I am not bold enough to do this, still a bit unsure who this is, so I respond with "It's not quite new years yet! Happy new year!" We all wait in anticipation.

The next message comes back just a moment later, "Look who's talking ;) getting drunk alone at home. Please have more fun than me :)"

The message is shared with everyone and now we are positive it must be some cute shy woman I have met over the last few months who has gotten inebriated and started drunk-texting the boy she has a crush on (mainly, me). There is much debate over the proper way to respond. Lots of people are suggesting using "sexy" or "cutie" in the response.

I do my best to continue to try and suss out the situation, "Drunk at home?!? Sober up and than come join my party! I'll give you directions." Are party was just that awesome!

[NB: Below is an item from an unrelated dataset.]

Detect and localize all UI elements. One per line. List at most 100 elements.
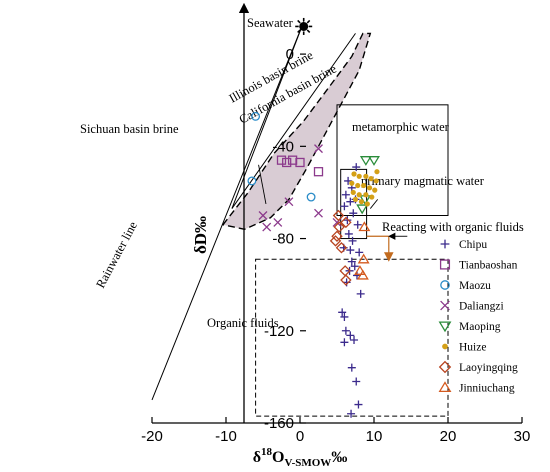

New Years Power Slide Heidi Killing Adam

Just another minute and it comes back, "No this year. Party for me bud. :)"

Yes, you read that correctly. The cute inebriated girl texted back to me just called me "bud." Which of course meant that it wasn't a cute inebriated girl at all.

Going back to work today I asked one of my colleagues if he had the number in his phone. He did a quick lookup and... it was... the CTO of my company. The best party? If I had responded back with, "hey sexy, what are you wearing?" the work-a-holic former marine CTO probably would have responded back with some clever. I adore my coworkers.